Caminando por un bosque ví una subida empinada, y quise subir para ver si había vista panorámica en la cima. Arriba descrubí un cementerio muy antiguo, y en cada tumba había una estatua con forma y tamaño humano. “¿De quiénes serán estas tumbas?” pensé, “¿y por qué tantas estatuas? ¿Quién las habrá hecho con tanto detalle y realismo?”
Sentí una gran tranquilidad en aquel lugar y por lo tanto decidí que quisiera ser enterrado ahí el día que me muriera. Poco tiempo después, me encontré con un viejito que decía ser dueño de esa propiedad, y le expliqué lo que estaba sintiendo y le hablé de mi deseo que había surgido de esa sensación. Me dijo que lo mejor sería que yo me sentara ahí a esperar que anochesiera para ver si no cambiaba de parecer. Me senté en el borde del precipicio al lado de una de las estatuas observando la puesta del sol.
Empecé a ver luces por haber estado mirando al sol por mucho tiempo cuando ví un objeto circular luminoso. De repente me dí cuenta que el sol ya había bajado y que era otra cosa lo que yo estaba viendo. En eso la estatua a mi izquierda se estremeció un poco, como estirándose, suspiró, y dijo, “la luna” y otra vez se quedó inmóvil. Por un momento pensé que me lo había imaginado hasta que dijo “la veo amarilla”. Miré la luna y le contesté que yo la veía amarilla, azul, y roja. Todas las estatuas voltearon sus cabezas un poco para verme, y me miraron con cara de “¿y éste?” como si nunca me hubieran visto antes, o como si fuera un recién llegado, y luego se enderezaron como si se habían dado cuenta de que sí me conocían, o que por lo menos no les molestaba que yo estuviera ahí, y en ese instante entendí el gran misterio.

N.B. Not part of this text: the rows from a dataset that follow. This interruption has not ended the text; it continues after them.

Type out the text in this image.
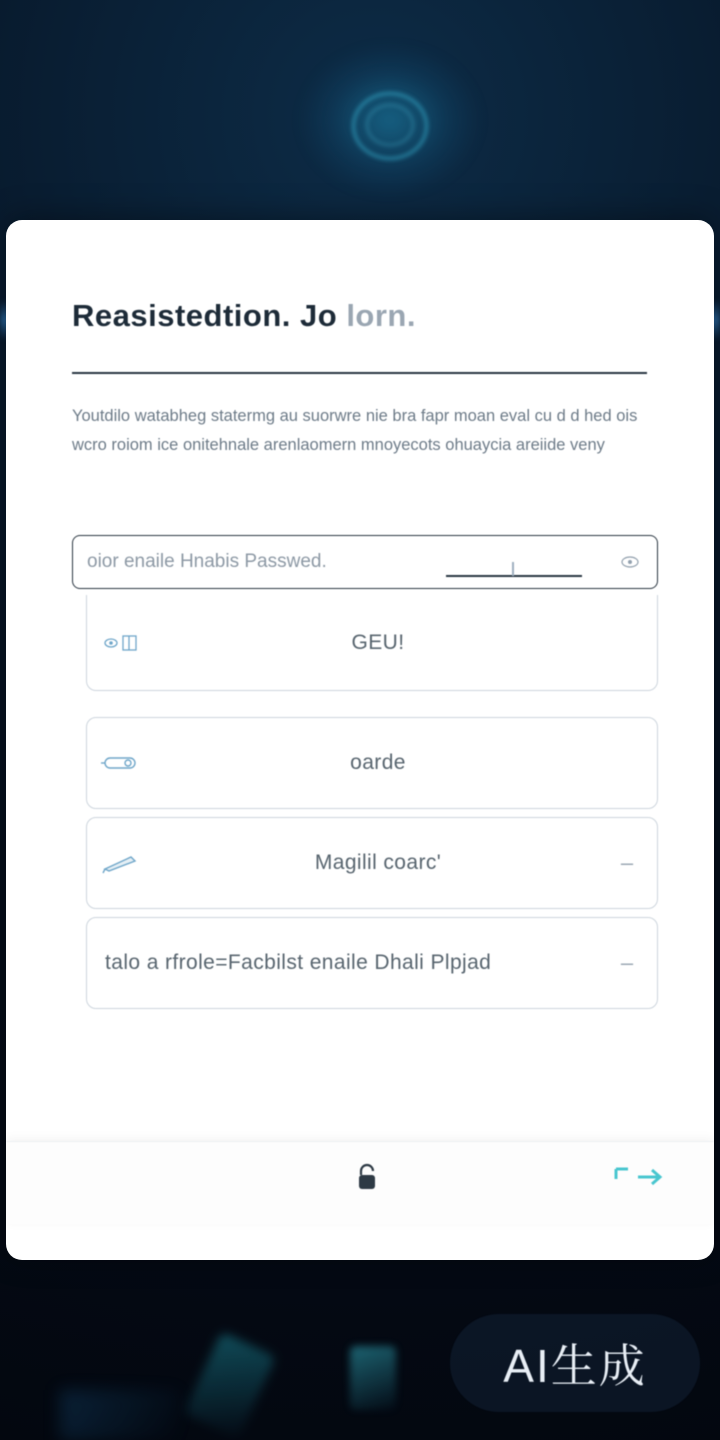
AI生成
Reasistedtion. Jo lorn.
Youtdilo watabheg statermg au suorwre nie bra fapr moan eval cu d d hed ois wcro roiom ice onitehnale arenlaomern mnoyecots ohuayciа areiide veny
oior enaile Hnabis Passwed.
GEU!
oarde
Magilil coarc'	–
tаlо a rfrole=Facbilst enaile Dhali Plpjad	–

Comprendí que una persona había sentido tanta emoción al ver la luna alguna vez, que se acordó aun después de muerto, se acordó del ser que había sido, un ser que seguía siendo, un ser tan poderoso que aun sin carne y hueso podía usar una estatua de mármol para expresarse. También sentí mi ser. Pasé la noche de esta manera, casi inmóvil, y justo antes del amanecer me dí cuenta de que yo podía hacer lo mismo, o sea que yo era nada más y nada menos que un ser eterno, y con el primer rayo de luz, justo antes de perder el conocimiento, supe que había estado sentado encima de mi propia tumba.
Vaya que desenlace imprevisto...así que estaba muerto...y tranquilo consigo mismo, se ve...no será tan malo morirse, digo yo. El cuento lo mantiene a uno en vilo. Mis saludos.